Rho-independent terminator Evaluation

Transcription termination in bacteria is a crucial regulatory step that ensures accurate gene expression. Terminator sequences can be broadly classified into Rho-dependent and Rho-independent terminators. While Rho-dependent terminators require the Rho protein to facilitate RNA polymerase dissociation, Rho-independent terminators function autonomously, relying solely on intrinsic sequence features.

A Rho-independent terminator is typically characterised by a GC-rich stem-loop structure flanked by short poly-A and poly-U tracts. The upstream poly-A tract can stabilise the formation of the stem-loop, whereas the downstream poly-U tract facilitates RNA polymerase release. The stem-loop itself consists of a paired stem formed by complementary base-pairing and a loop connecting the arms, creating a physical barrier that destabilises the RNA–DNA hybrid and promotes termination.

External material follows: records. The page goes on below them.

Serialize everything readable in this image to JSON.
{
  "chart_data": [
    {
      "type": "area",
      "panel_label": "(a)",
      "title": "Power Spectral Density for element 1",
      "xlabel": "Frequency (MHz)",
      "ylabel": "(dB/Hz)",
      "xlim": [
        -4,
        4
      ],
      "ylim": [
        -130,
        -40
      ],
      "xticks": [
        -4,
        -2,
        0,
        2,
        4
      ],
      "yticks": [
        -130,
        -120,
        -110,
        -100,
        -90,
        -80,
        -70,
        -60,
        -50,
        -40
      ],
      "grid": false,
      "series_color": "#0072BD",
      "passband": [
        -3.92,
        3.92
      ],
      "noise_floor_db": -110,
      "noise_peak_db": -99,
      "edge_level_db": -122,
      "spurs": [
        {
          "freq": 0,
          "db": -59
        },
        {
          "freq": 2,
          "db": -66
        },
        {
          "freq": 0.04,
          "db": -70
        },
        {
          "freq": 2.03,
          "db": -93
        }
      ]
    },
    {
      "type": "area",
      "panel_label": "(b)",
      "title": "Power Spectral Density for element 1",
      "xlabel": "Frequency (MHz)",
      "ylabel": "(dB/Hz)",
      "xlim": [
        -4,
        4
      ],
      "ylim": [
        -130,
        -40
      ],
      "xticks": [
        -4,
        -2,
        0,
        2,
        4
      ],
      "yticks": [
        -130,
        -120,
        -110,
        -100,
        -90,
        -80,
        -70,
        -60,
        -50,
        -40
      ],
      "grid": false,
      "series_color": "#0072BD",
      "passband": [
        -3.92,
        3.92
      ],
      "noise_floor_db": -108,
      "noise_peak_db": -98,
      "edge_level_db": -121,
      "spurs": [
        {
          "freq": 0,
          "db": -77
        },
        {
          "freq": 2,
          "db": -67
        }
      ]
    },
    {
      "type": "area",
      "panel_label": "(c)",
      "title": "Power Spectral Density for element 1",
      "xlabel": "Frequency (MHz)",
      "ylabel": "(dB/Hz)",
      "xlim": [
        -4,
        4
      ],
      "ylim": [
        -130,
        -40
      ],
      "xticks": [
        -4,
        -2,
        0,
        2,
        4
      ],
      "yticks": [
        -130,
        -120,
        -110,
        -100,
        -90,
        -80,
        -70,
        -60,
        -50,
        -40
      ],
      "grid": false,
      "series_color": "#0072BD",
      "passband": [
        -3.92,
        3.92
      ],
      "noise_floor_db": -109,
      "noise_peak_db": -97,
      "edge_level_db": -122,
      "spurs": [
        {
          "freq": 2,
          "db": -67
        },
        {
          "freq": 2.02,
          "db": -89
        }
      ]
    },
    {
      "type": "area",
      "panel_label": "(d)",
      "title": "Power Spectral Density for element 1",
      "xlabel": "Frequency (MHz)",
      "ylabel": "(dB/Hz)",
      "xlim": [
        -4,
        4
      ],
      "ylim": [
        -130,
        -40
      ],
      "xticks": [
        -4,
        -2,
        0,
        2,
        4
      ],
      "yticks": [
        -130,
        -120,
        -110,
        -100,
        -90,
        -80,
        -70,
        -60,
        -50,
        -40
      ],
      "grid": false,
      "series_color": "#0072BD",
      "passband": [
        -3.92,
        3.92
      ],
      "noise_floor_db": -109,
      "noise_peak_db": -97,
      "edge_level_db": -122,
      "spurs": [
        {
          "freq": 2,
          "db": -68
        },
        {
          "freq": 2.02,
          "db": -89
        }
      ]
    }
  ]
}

To computationally explore terminator features, it is possible to generate random sequences that mimic Rho-independent terminators while preserving their structural elements, such as the stem-loop and flanking poly-A/poly-U tracts. These synthetic sequences were used as training data for machine learning models. We employ XGBoost, a gradient boosting algorithm, to learn patterns from randomly generated Rho-independent terminator sequences, with the goal of predicting terminator activity and understanding the sequence-structure determinants of transcription termination.